Relativement éclipsé par l’émotion provoquée par le désastre humanitaire dont sont victimes les populations des îles françaises de l’océan Indien, le chaos qui règne sur celles de l’océan Pacifique vient de connaître une nouvelle dimension de politique locale avec le renversement, mardi 24 décembre, du gouvernement de Nouvelle-Calédonie présidé par l’indépendantiste Louis Mapou. Provoqué par des dissensions sur le financement de la reconstruction du territoire à la suite des émeutes du printemps, cet événement complique encore l’imbroglio consécutif à l’échec d’Emmanuel Macron à sceller un accord entre loyalistes et indépendantistes sur un nouveau statut parachevant l’accord de décolonisation de Nouméa de 1998.

Nouveau ministre des outre-mer, Manuel Valls se targue d’une expérience aux côtés de son mentor, l’ancien premier ministre Michel Rocard, sous l’égide duquel ont été conclus, en 1988, les accords de Matignon, puis aux côtés de Lionel Jospin, artisan de l’accord de Nouméa. M. Valls, qui, en novembre, reprochait à Emmanuel Macron « un entêtement imbécile, irresponsable et criminel » sur la question de la Nouvelle-Calédonie, paraît en position de mettre en œuvre une « nouvelle méthode », abandonnant les ultimatums présidentiels pour des discussions ne posant plus la redéfinition ultrasensible du corps électoral comme préalable à des avancées sur l’avenir institutionnel du territoire.

Il reste à savoir si le nouveau ministre d’Etat, même paré de la troisième place dans l’ordre protocolaire du gouvernement, et du titre de « personnalité un peu kamikaze » par François Bayrou, aura la hauteur de vue, la souplesse et la longévité suffisantes pour faire avancer un dossier qui, comme du temps de Michel Rocard, doit échapper à la personnalisation et être géré par les plus hautes autorités de l’Etat.
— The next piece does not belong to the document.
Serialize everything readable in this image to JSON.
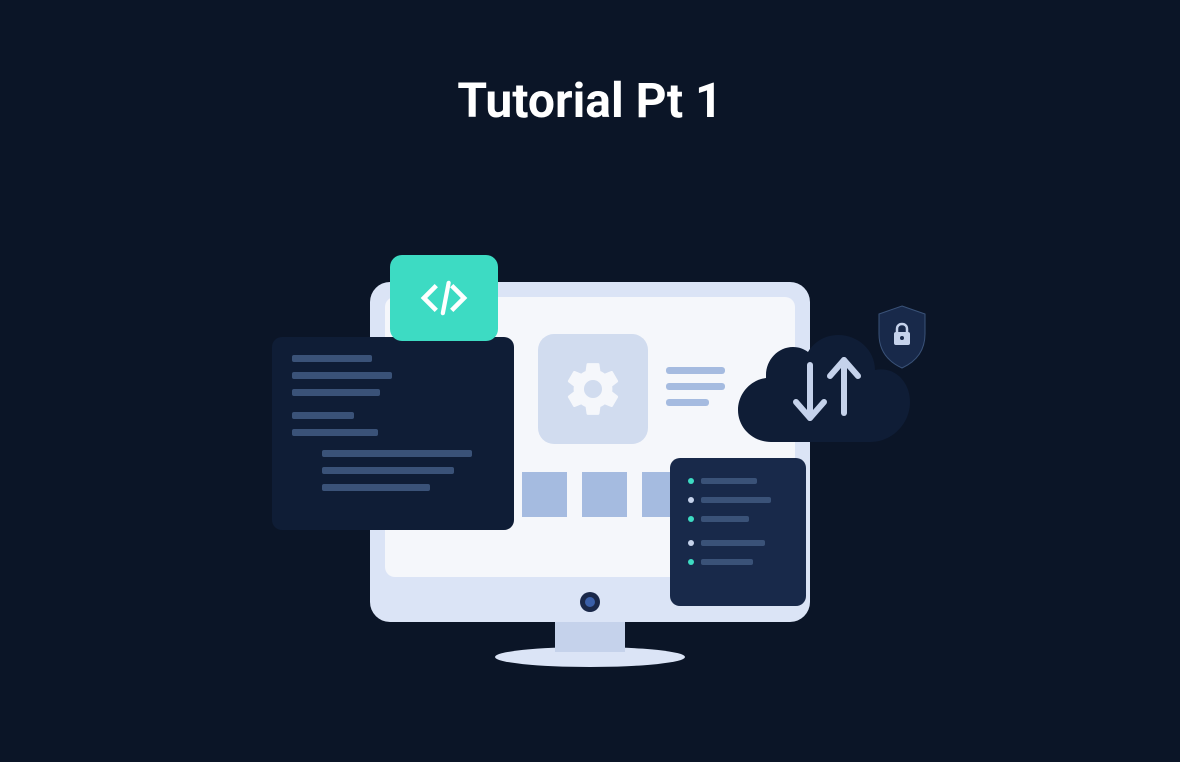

Ces derniers mois, le paysage néo-calédonien s’est quelque peu dégagé avec la décision du gouvernement Barnier de reporter au plus tard à la fin novembre 2025 les élections provinciales initialement prévues en mai 2024, afin de favoriser le dialogue après l’insurrection indépendantiste. Déclenchée le 13 mai, celle-ci a conduit à la mort de 14 personnes, mis à bas l’économie calédonienne et déchiré la société. Quant au projet de loi constitutionnelle destiné à réformer le corps électoral, que M. Macron avait cherché à imposer, il a été abandonné.
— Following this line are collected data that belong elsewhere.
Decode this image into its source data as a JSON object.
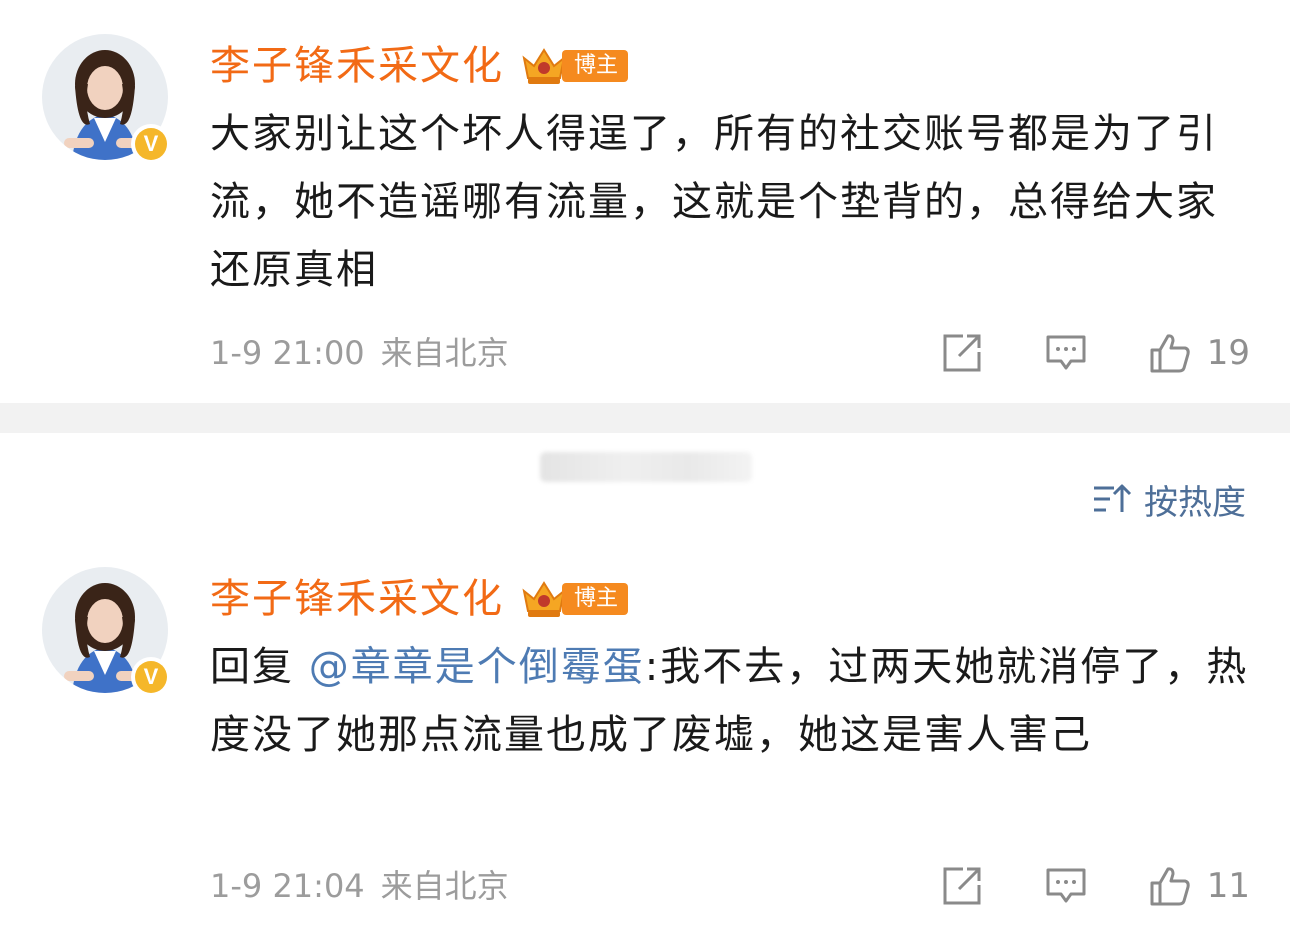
{
  "comments": [
    {
      "username": "李子锋禾采文化",
      "badge_label": "博主",
      "verified_mark": "V",
      "text_prefix": "",
      "mention": "",
      "text": "大家别让这个坏人得逞了，所有的社交账号都是为了引流，她不造谣哪有流量，这就是个垫背的，总得给大家还原真相",
      "timestamp": "1-9 21:00",
      "location": "来自北京",
      "likes": "19"
    },
    {
      "username": "李子锋禾采文化",
      "badge_label": "博主",
      "verified_mark": "V",
      "text_prefix": "回复 ",
      "mention": "@章章是个倒霉蛋",
      "text": ":我不去，过两天她就消停了，热度没了她那点流量也成了废墟，她这是害人害己",
      "timestamp": "1-9 21:04",
      "location": "来自北京",
      "likes": "11"
    }
  ],
  "sort": {
    "label": "按热度",
    "icon": "sort-icon"
  },
  "icons": [
    "share-icon",
    "comment-icon",
    "like-icon",
    "crown-icon",
    "verified-icon"
  ],
  "colors": {
    "username": "#f26a15",
    "mention": "#4e7bb3",
    "meta": "#9c9c9c",
    "badge": "#f58a1f",
    "verified": "#f5b72a",
    "sort": "#4e6f98"
  }
}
Mais l’équation néo-calédonienne s’est encore complexifiée avec la nécessité de financer la reconstruction et la relance économique d’un territoire que les émeutes ont mis à genoux, avec une baisse de 20 % à 30 % du produit intérieur brut, un tiers de la population active au chômage et une hausse des prix aggravant la pauvreté. Entre exigences matérielles, humaines et institutionnelles, entre urgence et inscription dans l’histoire de la décolonisation, les impératifs ne manquent pas et les dangers sont multiples. L’écoute mutuelle, l’attention aux populations et à leurs conceptions multiples du temps, la recherche d’un scénario pacifique sur les questions-clés de la souveraineté et de l’autodétermination doivent servir, pour l’avenir de la Nouvelle-Calédonie, de fils conducteurs.